International interest led to Seabed Explorations selling the entire collection to Singapore’s Sentosa Leisure Group in 2005 with a record-setting $32m-price tag. Writing in the official Shipwrecked guide, Director of the Sackler Julian Raby suggested: ‘Rather than repudiate the recovery as a travesty of the principles of maritime archaeology, I hope that we can be grateful that the cargo was not completely plundered by local fishermen, and that the salvage team chose to sponsor an archaeological survey and maintain the vast majority of finds as a single collection.’

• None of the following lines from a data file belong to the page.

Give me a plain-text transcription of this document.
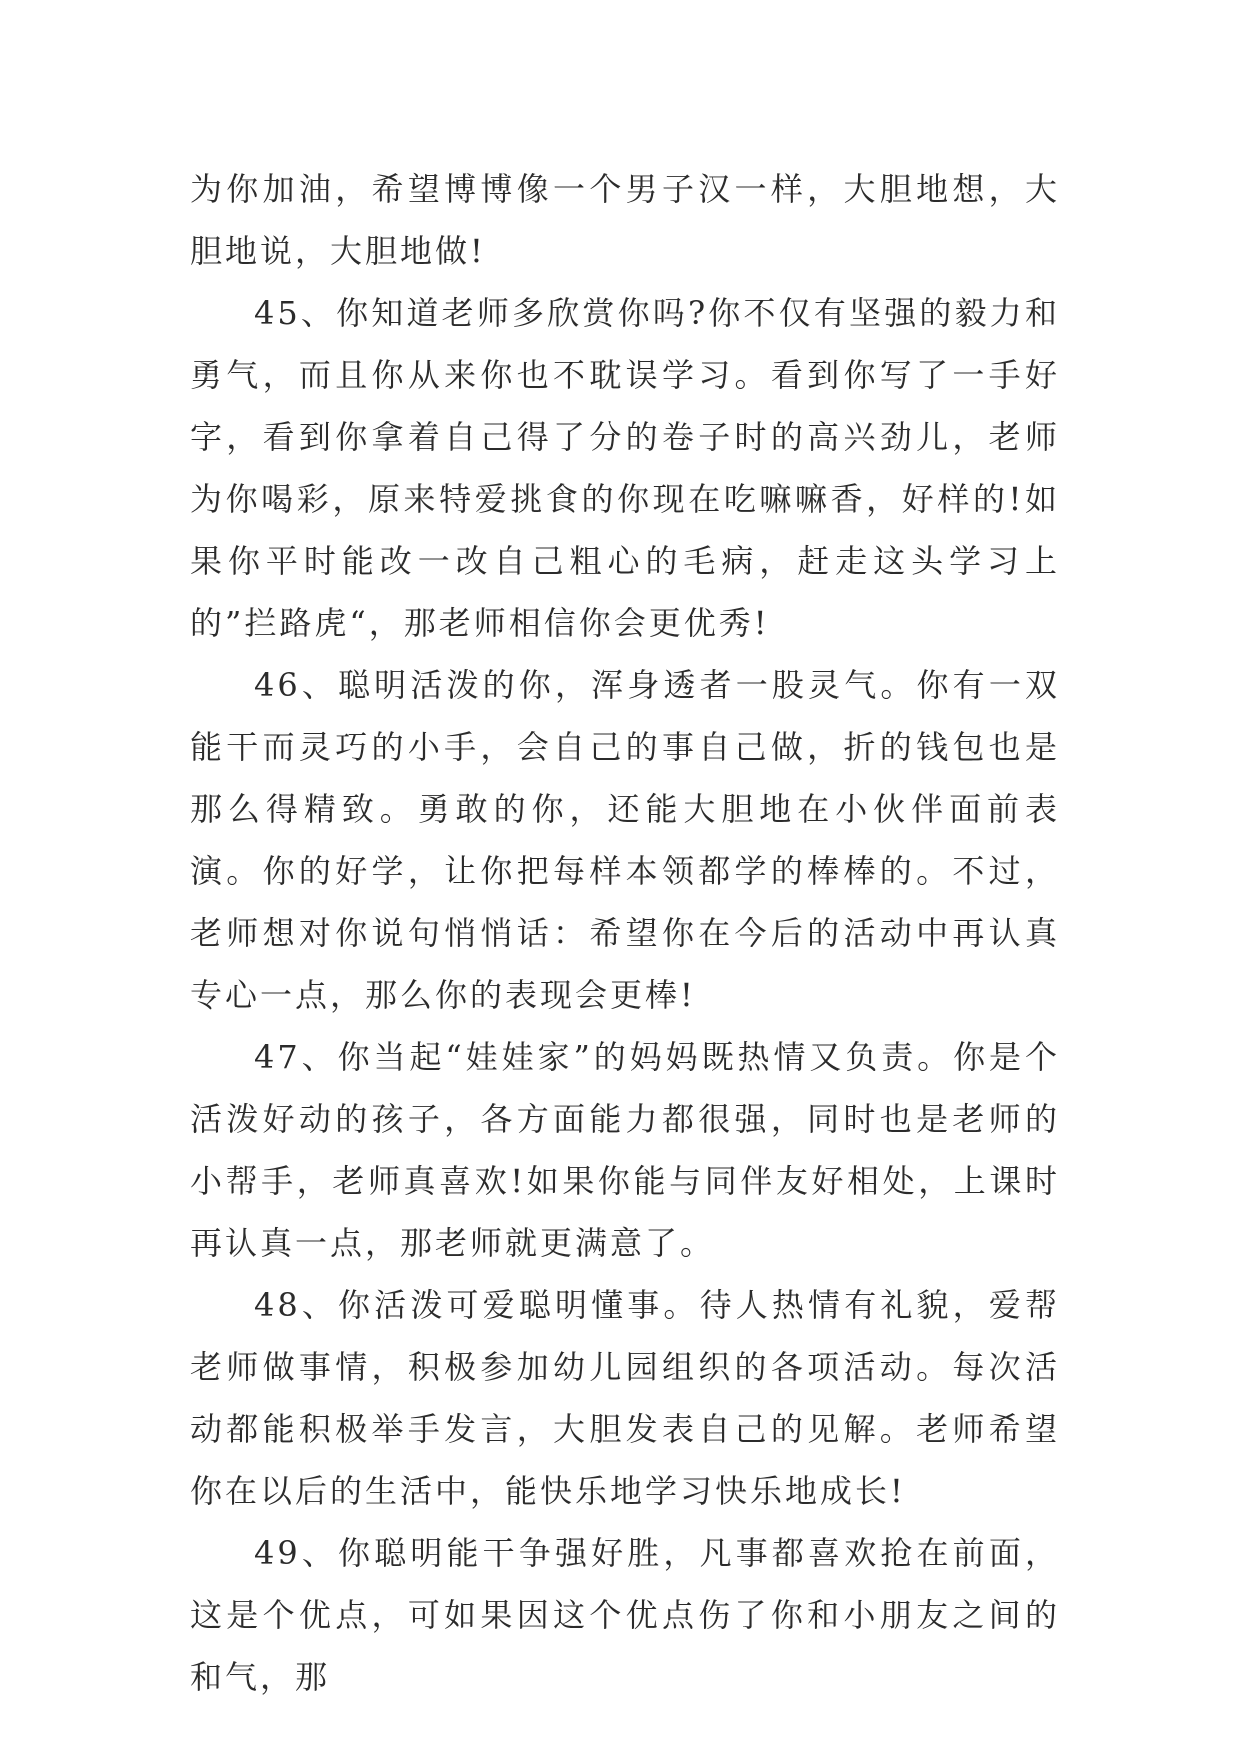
为你加油，希望博博像一个男子汉一样，大胆地想，大胆地说，大胆地做!

45、你知道老师多欣赏你吗?你不仅有坚强的毅力和勇气，而且你从来你也不耽误学习。看到你写了一手好字，看到你拿着自己得了分的卷子时的高兴劲儿，老师为你喝彩，原来特爱挑食的你现在吃嘛嘛香，好样的!如果你平时能改一改自己粗心的毛病，赶走这头学习上的”拦路虎“，那老师相信你会更优秀!

46、聪明活泼的你，浑身透者一股灵气。你有一双能干而灵巧的小手，会自己的事自己做，折的钱包也是那么得精致。勇敢的你，还能大胆地在小伙伴面前表演。你的好学，让你把每样本领都学的棒棒的。不过，老师想对你说句悄悄话：希望你在今后的活动中再认真专心一点，那么你的表现会更棒!

47、你当起“娃娃家”的妈妈既热情又负责。你是个活泼好动的孩子，各方面能力都很强，同时也是老师的小帮手，老师真喜欢!如果你能与同伴友好相处，上课时再认真一点，那老师就更满意了。

48、你活泼可爱聪明懂事。待人热情有礼貌，爱帮老师做事情，积极参加幼儿园组织的各项活动。每次活动都能积极举手发言，大胆发表自己的见解。老师希望你在以后的生活中，能快乐地学习快乐地成长!

49、你聪明能干争强好胜，凡事都喜欢抢在前面，这是个优点，可如果因这个优点伤了你和小朋友之间的和气，那
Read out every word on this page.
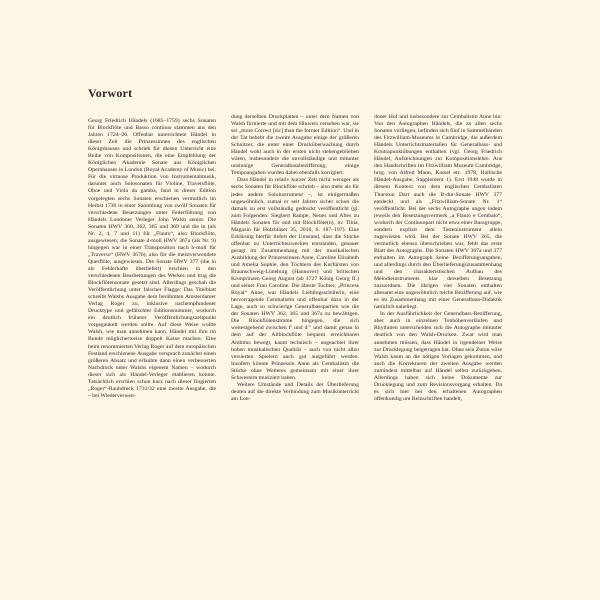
Vorwort

Georg Friedrich Händels (1685–1759) sechs Sonaten für Blockflöte und Basso continuo stammen aus den Jahren 1724–26. Offenbar unterrichtete Händel in dieser Zeit die Prinzessinnen des englischen Königshauses und schrieb für diesen Unterricht eine Reihe von Kompositionen, die eine Empfehlung der Königlichen Akademie Sonate aus Königlichen Opernhauses in London (Royal Academy of Music) bei. Für die virtuose Produktion von Instrumentalmusik, darunter auch Solosonaten für Violine, Traversflöte, Oboe und Viola da gamba, fand in dieser Edition vorgelegten sechs Sonaten erschienen vermutlich im Herbst 1730 in einer Sammlung von zwölf Sonaten für verschiedene Besetzungen unter Federführung von Händels Londoner Verleger John Walsh senior. Die Sonaten HWV 360, 362, 365 und 369 und die in (als Nr. 2, 4, 7 und 11) für „Flauto“, also Blockflöte, ausgewiesen; die Sonate d-moll HWV 367a (als Nr. 9) hingegen war in einer Transposition nach h-moll für „Traverso“ (HWV 367b), also für die meistverwendete Querflöte, ausgewiesen. Die Sonate HWV 377 (die in als Fehlerhafte überliefert) erschien in den verschiedenen Bearbeitungen des Werkes und trug die Blockflötensonate gesetzt sind. Allerdings geschah die Veröffentlichung unter falscher Flagge: Das Titelblatt schreibt Walshs Ausgabe dem berühmten Amsterdamer Verlag Roger zu, inklusive nachempfundener Drucktype und gefälschter Editionsnummer, wodurch ein deutlich früherer Veröffentlichungszeitpunkt vorgegaukelt werden sollte. Auf diese Weise wollte Walsh, wie man annehmen kann, Händel mit ihm im Bunde möglicherweise doppelt Kasse machen: Eine beim renommierten Verlag Roger auf dem europäischen Festland erschienene Ausgabe versprach zunächst einen größeren Absatz und erlaubte dann einen verbesserten Nachdruck unter Walshs eigenem Namen – wodurch dieser sich als Händel-Verleger etablieren konnte. Tatsächlich erschien schon kurz nach dieser fingierten „Roger“-Raubdruck 1731/32 eine zweite Ausgabe, die – bei Wiederverwen-

dung derselben Druckplatten – unter dem Namen von Walsh firmierte und mit dem Hinweis versehen war, sie sei „more Correct [sic] than the former Edition“. Und in der Tat behebt die zweite Ausgabe einige der größeren Schnitzer, die unter einer Drucküberwachung durch Händel wohl auch in der ersten nicht stehengeblieben wären, insbesondere die unvollständige und mitunter unsinnige Generalbassbezifferung; einige Tempoangaben wurden dabei ebenfalls korrigiert.

Dass Händel in relativ kurzer Zeit nicht weniger als sechs Sonaten für Blockflöte schrieb – also mehr als für jedes andere Soloinstrument –, ist einigermaßen ungewöhnlich, zumal er seit Jahren sicher schon die damals zu erst vollständig gedruckt veröffentlicht (gl. zum Folgenden: Siegbert Rampe, Neues und Altes zu Händels Sonaten für und mit Blockflöte(n), in: Tibia, Magazin für Holzbläser 35, 2010, S. 187–197). Eine Erklärung hierfür liefert der Umstand, dass die Stücke offenbar zu Unterrichtszwecken entstanden, genauer gesagt im Zusammenhang mit der musikalischen Ausbildung der Prinzessinnen Anne, Caroline Elisabeth und Amelia Sophie, den Töchtern des Kurfürsten von Braunschweig-Lüneburg (Hannover) und britischen Kronprinzen Georg August (ab 1727 König Georg II.) und seiner Frau Caroline. Die älteste Tochter, „Princess Royal“ Anne, war Händels Lieblingsschülerin, eine hervorragende Cembalistin und offenbar dazu in der Lage, auch so schwierige Generalbasspartien wie die der Sonaten HWV 362, 365 und 367a zu bewältigen. Die Blockflötenstimme hingegen, die sich weitestgehend zwischen f′ und d′′′ und damit genau in dem auf der Altblockflöte bequem erreichbaren Ambitus bewegt, kaum technisch – ungeachtet ihrer hohen musikalischen Qualität – auch von nicht allzu versierten Spielern auch gut ausgeführt werden. Insofern könnte Prinzessin Anne als Cembalistin die Stücke ohne Weiteres gemeinsam mit einer ihrer Schwestern musiziert haben.

Weitere Umstände und Details der Überlieferung deuten auf die direkte Verbindung zum Musikunterricht am Lon-

doner Hof und insbesondere zur Cembalistin Anne hin: Von den Autographen Händels, die zu allen sechs Sonaten vorliegen, befinden sich fünf in Sammelbänden des Fitzwilliam-Museums in Cambridge, die außerdem Händels Unterrichtsmaterialien für Generalbass- und Kontrapunktübungen enthalten (vgl. Georg Friedrich Händel, Aufzeichnungen zur Kompositionslehre. Aus den Handschriften im Fitzwilliam Museum Cambridge, hrsg. von Alfred Mann, Kassel etc. 1978, Hallische Händel-Ausgabe, Supplement 1). Erst 1948 wurde in diesem Kontext von dem englischen Cembalisten Thurston Dart auch die B-dur-Sonate HWV 377 entdeckt und als „Fitzwilliam-Sonate Nr. 1“ veröffentlicht. Bei der sechs Autographe ungen indem jeweils den Besetzungsvermerk „a Flauto e Cembalo“, wodurch der Continuopart nicht etwa einer Bassgruppe, sondern explizit dem Tasteninstrument allein zugewiesen wird. Bei der Sonate HWV 365, die vermutlich ebenso überschrieben war, fehlt das erste Blatt des Autographs. Die Sonaten HWV 367a und 377 enthalten im Autograph keine Bezifferungsangaben, und allerdings durch den Überlieferungszusammenhang und den charakteristischen Aufbau des Melodieinstruments klar derselben Besetzung zuzuordnen. Die übrigen vier Sonaten enthalten allesamt eine ungewöhnlich reiche Bezifferung auf, wie es im Zusammenhang mit einer Generalbass-Didaktik natürlich naheliegt.

In der Ausführlichkeit der Generalbass-Bezifferung, aber auch in einzelnen Tonhöhenverläufen und Rhythmen unterscheiden sich die Autographe mitunter deutlich von den Walsh-Drucken. Zwar wird man annehmen müssen, dass Händel in irgendeiner Weise zur Drucklegung beigetragen hat. Ohne sein Zutun wäre Walsh kaum an die nötigen Vorlagen gekommen, und auch die Korrekturen der zweiten Ausgabe werden zumindest mittelbar auf Händel selbst zurückgehen. Allerdings haben sich keine Dokumente zur Drucklegung und zum Revisionsvorgang erhalten. Da es sich hier bei den erhaltenen Autographen offenkundig um Reinschriften handelt,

Objections started to grow in 2010 when the Smithsonian’s Sackler Gallery, the Singapore Tourism Board, and the National Heritage Board of Singapore announced a partnership that would see Shipwrecked open in Singapore and Washington DC before commencing a five-year international tour. Elizabeth Bartman, President of the Archaeological Institute of America, issued a statement saying the exhibition put the Smithsonian Institution ‘in the indefensible position of aiding those who believe that antiquities are a commodity to be mined for personal or corporate financial gain. They are not – they are part of the world’s cultural patrimony’. Scientific groups continued to voice strong concerns that the Smithsonian was displaying maritime heritage that had been bought and sold commercially for a profit, despite UNESCO guidelines stating that ‘underwater cultural heritage shall not be traded, sold, bought or bartered as commercial goods’.
There has always been an uneasy relationship between archaeologists and commercial salvage groups. The main concern is that scientific standards of excavation are sidelined in the pursuit of profit by salvaging enterprises. Underwater archaeologist Dr Nick Dixon notes: ‘Obviously, the public would like to see treasure, and the profit that can be gained by a museum through visitor numbers is significant. But unless the material has been properly excavated and recorded it is likely to contaminate the good name of the institution that shows the items.’
In an unexpected turn of events, following the cancellation, the museum announced it was considering a recommendation to re-excavate the Belitung shipwreck site. In a press statement, Julian Raby suggested that as well as providing training for a new generation of South-east Asian underwater archaeologists, ‘scientific re-excavation could reveal context that was lost or ignored in the original salvage operation’. Yet Dr Flecker questions this: ‘For better or worse, by the completion of the excavation there was no artefact-related contextual information left to glean.’
The Smithsonian has touched on a continuing problem in many South-east Asian countries: there are limited funds and expertise in the region to ensure that the rich underwater heritage is protected from the rising tide of looters. Wrecks discovered are either stripped bare by illegal divers or excavated by archaeologists under the profit-driven supervision of commercial salvage companies. Dr John Miksic from the National University of Singapore warns: ‘Unless something is done in the next five years, almost all data on underwater archaeology in South-east Asia will be destroyed. Concerted action is needed, and innovative arrangements – including private-public collaboration in underwater archaeology –
will have to be employed, because no government is going to allocate
the necessary resources to this type of research.’
With some experts supporting Shipwrecked on the basis that public-private partnerships can help stop the looting and loss of underwater artefacts, it is clear that this ongoing battle over ethics, politics, and commercial interests is far from being resolved.